Prairie perspectives

photo of Wild River State Park prairie undergoing restoration
© harrington
Hi. Thanks for coming. This is one view of the prairie restoration at Wild River State Park. Since we're now down to a very few days left in National Poetry Month, and I haven't finished sharing my Prairie Grasses Suite, today I'm including two stanzas.
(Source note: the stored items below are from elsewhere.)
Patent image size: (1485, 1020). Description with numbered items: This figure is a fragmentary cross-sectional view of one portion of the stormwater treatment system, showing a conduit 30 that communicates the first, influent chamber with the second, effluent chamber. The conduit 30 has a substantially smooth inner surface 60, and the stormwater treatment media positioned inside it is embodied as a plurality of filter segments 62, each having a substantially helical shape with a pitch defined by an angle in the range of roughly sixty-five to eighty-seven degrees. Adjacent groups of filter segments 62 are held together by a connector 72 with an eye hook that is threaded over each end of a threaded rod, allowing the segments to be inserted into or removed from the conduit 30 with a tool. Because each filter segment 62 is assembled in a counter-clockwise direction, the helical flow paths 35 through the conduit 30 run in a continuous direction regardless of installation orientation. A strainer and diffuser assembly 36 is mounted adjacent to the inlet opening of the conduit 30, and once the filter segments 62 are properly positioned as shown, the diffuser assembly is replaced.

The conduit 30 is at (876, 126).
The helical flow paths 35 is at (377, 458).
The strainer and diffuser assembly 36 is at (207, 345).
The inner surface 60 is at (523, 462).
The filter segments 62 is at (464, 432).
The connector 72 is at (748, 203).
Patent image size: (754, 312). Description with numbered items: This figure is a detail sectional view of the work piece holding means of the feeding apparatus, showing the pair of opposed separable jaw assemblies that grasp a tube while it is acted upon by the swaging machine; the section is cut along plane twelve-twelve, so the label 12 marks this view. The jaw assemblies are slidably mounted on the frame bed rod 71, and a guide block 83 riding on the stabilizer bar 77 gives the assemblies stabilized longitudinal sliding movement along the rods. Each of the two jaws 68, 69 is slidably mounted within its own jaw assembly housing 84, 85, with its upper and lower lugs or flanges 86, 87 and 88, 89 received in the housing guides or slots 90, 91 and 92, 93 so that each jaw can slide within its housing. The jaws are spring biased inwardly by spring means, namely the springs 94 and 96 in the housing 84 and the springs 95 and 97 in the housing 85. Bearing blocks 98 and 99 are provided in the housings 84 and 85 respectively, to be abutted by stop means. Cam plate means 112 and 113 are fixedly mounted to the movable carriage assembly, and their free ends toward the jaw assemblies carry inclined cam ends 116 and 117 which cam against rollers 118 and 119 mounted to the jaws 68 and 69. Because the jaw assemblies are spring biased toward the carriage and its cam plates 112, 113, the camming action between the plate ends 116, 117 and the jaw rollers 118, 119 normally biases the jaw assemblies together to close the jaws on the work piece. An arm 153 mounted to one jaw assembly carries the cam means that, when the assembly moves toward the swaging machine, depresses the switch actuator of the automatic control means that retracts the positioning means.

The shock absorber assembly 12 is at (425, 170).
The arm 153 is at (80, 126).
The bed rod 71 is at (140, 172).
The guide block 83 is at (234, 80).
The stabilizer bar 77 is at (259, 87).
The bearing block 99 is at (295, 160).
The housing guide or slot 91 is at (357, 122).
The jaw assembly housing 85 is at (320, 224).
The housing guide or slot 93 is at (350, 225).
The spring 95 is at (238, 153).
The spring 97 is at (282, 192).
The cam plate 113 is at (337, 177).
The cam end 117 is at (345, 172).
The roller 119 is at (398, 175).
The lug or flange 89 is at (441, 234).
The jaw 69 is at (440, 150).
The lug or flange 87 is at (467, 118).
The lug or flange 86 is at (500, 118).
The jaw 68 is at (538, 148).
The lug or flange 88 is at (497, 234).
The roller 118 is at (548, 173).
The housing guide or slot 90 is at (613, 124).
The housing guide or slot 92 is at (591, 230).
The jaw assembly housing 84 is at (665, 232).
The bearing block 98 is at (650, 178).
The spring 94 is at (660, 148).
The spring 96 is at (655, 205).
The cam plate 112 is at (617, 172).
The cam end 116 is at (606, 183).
I hope you enjoy them and what's left of Minnesota's prairies.
photo of fiery sunset
© harrington
WILDFIRE
             Have you been there
When winter's melted snows
Inflowed prairie soils
Leaving aged grass
Dry as bison wallows and
Fast as pronghorns
Incendiary tongues
Raced across stale sod
Ending grasses fallow plight leaving prairie

ROOTS
photo of emerging cinquefoil
© harrington
                               Are you anchored by
Roots reaching deep into darkened soils
                                              beneath the
Odor of hot metal from the drought-dry
                                        dusty top-soil to
Organic layers damp and deliciously fecund
To catch nourishment
Seeping from wild fire ashes next to prairie

POTHOLES
I suspect the similarity between ocean horizons and those of the prairie help account for my attraction to our prairies, wherever located. That and the waterfowl and other creatures that are drawn to prairie potholes. One thing I learned yesterday is that pasque flowers are found in Carlos Avery (somewhere) and, maybe, William O'Brien State Park, but not in Wild River (nor in Chisago County). Perhaps something about the soil grain size of the lack of limestone buffering in the Wild River soils. Another thing I learned is that the folks working on the restoration try to take into account things like the emergence of overwintering snakes and, later in the summer, hatchlings, when they figure out when to do a controlled burn. As a long time snake lover, I appreciate that. You might want to think about marking your calendars for August, when many of the prairie flows are usually in bloom on the Wild River prairie (and hatchlings are underfoot). Maybe I'll see you there? Thanks for listening. Rants, raves and reflections served here daily. Come again when you can.